Netflix streams into northern Europe
August 15, 2012 11:36 AM
Netflix Inc. announced today plans to further its international expansion by offering a streaming video entertainment service before the end of this year in Norway, Denmark, Sweden and Finland.
Netflix, No. 9 in the Internet Retailer Top 500 Guide, already streams movies and TV shows to consumers in Canada, Latin America and the United Kingdom, in addition to the United States. Netflix only offers streaming video internationally, offering DVD-by-mail programs only in the U.S.
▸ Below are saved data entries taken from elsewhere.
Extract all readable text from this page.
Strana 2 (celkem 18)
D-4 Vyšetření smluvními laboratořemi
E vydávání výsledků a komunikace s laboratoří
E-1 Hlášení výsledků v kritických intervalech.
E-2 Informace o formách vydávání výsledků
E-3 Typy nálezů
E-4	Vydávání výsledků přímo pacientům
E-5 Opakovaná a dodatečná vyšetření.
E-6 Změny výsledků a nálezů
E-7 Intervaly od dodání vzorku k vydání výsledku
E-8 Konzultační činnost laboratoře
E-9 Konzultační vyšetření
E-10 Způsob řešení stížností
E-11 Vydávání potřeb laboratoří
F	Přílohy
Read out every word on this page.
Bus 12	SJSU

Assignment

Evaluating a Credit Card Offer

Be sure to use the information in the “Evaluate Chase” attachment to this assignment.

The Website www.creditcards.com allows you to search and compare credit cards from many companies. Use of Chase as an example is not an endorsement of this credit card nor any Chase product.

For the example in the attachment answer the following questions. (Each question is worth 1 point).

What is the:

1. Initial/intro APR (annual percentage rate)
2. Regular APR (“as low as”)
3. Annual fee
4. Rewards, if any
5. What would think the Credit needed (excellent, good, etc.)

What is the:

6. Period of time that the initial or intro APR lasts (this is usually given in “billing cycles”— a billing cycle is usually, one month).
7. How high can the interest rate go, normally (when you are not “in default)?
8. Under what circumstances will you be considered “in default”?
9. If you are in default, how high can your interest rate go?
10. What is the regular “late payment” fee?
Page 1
CEO Reed Hastings signaled his intention to further expand in Europe in a call with analysts last month following the company’s release of its second quarter financial results. “We see a big opportunity in Europe to provide an on-demand service, the likes of which really have not been seen,” Hastings told analysts. “We're focused on Europe because we've been extremely pleased with the U.K. launch and with the 1 million subs in the first 6.5 months. So we really are feeling quite good about our competitiveness in Europe.”
Netflix went live in the United Kingdom and Ireland in January, charging the equivalent of US$9-$11 per month for its streaming video service. The company did not say what it would charge in the Nordic countries, other than to say that there would be “one low monthly price.”
Netflix, which built its business on sending DVDs through the mail but is rapidly shifting to delivering video over the Internet, says it now has 27 million subscribers worldwide to its streaming service. That includes 24 million in the U.S., and 1 million each in Latin America and the U.K. Netflix has not said how many video streaming subscribers it has in Canada, but says its services reaches 10% of Canadian households. There were 12.4 million households in Canada in the country’s 2006 census, according to Statistics Canada, a government agency.
Netflix still sends DVDs through the mail to 9.2 million U.S. subscribers, many of whom also subscribe to the streaming video service.
Netflix faces competition in Europe from, among others, Amazon.com Inc., No. 1 in the Internet Retailer Top 500 Guide. Amazon last year bought LoveFilm, a U.K. company that offers a video streaming service like that of Netflix, and last month announced it would make London the headquarters of its worldwide program for serving movies and TV shows to web-connected televisions, computers, mobile phones, tablets and other devices.